El ciervo disecado
Con sus mansos, con sus inquietadores ojos de vidrio, hijo mío, el ciervo disecado me mira fijamente desde la pared. La última vez que saliste de casa, Eliacim, te despediste, incluso con cierta emoción, de nuestro ciervo disecado, que también te miraba fijamente, con sus apacibles, con sus pecadores ojos de vidrio, desde la pared.
Hubo momentos, al quedarme sola después de tu marcha, en los que pensé que el ciervo disecado iba a decirme alguna palabra de consuelo, hijo mío, alguna amable palabra de condescendencia.
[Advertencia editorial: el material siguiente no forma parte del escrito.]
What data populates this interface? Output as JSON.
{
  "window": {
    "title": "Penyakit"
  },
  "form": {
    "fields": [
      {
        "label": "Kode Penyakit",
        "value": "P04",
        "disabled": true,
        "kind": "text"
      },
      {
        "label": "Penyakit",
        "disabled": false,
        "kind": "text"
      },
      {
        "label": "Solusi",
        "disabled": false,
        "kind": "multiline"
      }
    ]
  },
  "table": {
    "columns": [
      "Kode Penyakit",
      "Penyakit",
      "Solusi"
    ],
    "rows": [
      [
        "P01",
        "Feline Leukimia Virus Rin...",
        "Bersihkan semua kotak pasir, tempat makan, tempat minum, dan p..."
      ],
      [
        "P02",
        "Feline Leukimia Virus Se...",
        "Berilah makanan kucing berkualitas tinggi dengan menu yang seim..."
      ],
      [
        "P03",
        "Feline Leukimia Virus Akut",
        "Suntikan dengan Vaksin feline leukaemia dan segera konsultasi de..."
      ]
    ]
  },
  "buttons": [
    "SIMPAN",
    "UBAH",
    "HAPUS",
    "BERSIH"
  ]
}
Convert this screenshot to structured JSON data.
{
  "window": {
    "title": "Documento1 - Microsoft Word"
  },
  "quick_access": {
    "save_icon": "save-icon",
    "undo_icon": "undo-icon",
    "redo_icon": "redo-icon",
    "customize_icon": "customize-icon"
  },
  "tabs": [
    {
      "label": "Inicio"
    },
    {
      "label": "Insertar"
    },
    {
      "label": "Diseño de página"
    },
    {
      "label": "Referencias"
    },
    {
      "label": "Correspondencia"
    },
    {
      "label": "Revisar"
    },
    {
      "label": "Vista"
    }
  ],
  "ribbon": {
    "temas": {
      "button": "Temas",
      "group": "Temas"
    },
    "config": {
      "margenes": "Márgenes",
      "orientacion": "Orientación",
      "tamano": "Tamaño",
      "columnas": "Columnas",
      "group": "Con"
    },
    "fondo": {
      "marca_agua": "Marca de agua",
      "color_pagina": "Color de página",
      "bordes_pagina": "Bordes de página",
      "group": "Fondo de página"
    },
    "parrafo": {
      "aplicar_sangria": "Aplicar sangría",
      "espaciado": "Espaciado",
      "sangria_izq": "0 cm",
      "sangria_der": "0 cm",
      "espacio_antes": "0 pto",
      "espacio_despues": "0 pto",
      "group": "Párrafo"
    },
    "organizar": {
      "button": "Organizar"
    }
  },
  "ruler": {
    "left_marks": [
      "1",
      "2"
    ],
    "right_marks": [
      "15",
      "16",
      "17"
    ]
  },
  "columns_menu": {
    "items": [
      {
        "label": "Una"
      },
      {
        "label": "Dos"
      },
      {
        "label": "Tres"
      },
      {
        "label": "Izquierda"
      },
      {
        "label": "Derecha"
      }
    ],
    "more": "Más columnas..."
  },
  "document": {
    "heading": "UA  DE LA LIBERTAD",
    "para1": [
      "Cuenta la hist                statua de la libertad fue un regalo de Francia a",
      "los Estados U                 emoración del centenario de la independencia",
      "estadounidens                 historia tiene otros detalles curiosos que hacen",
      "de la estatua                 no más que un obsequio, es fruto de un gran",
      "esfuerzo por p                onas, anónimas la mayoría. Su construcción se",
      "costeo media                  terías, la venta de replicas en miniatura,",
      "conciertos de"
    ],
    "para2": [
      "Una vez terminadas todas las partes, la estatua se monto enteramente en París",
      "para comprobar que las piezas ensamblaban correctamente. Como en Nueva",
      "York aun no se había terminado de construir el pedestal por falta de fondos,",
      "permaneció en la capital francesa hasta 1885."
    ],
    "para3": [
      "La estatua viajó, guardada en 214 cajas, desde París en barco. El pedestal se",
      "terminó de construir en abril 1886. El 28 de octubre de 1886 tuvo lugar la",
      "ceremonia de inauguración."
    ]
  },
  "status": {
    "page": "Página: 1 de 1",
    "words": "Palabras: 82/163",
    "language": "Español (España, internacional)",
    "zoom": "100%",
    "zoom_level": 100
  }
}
Pero el ciervo disecado, Eliacim, se limitó a seguir mirándome sin pestañear, como a un objeto muy extraño, con sus misteriosos ojos de cristal.
Con sus cuernos de caramelo, Eliacim, con sus dulces, ofensivos cuernos, hijo mío, el ciervo disecado me amenaza todas las mañanas. La última vez que le quité el polvo, Eliacim, con mi plumerito y el misma cuidado de siempre, a sus familiares, oprobiosos cuernos, hijo mío, los encontré menos fríos que de costumbre, algo así como más, ¿cómo te diría?, acogedores y templados.
Desde entonces no he vuelto a quitarle el polvo con mi plumerito; no olvides, Eliacim, que vivo rigurosamente sola.
Con su aire triste y resignado, Eliacim, el ciervo que me mira y me amenaza desde la pared me hace, esa es la verdad, mucha compañía. Aún no me mira, ni me habla, ni me sonríe, cierto es, pero yo pienso que todo se andará.
A los ciervos disecados, Eliacim, no se les consigue hacer reaccionar así como así.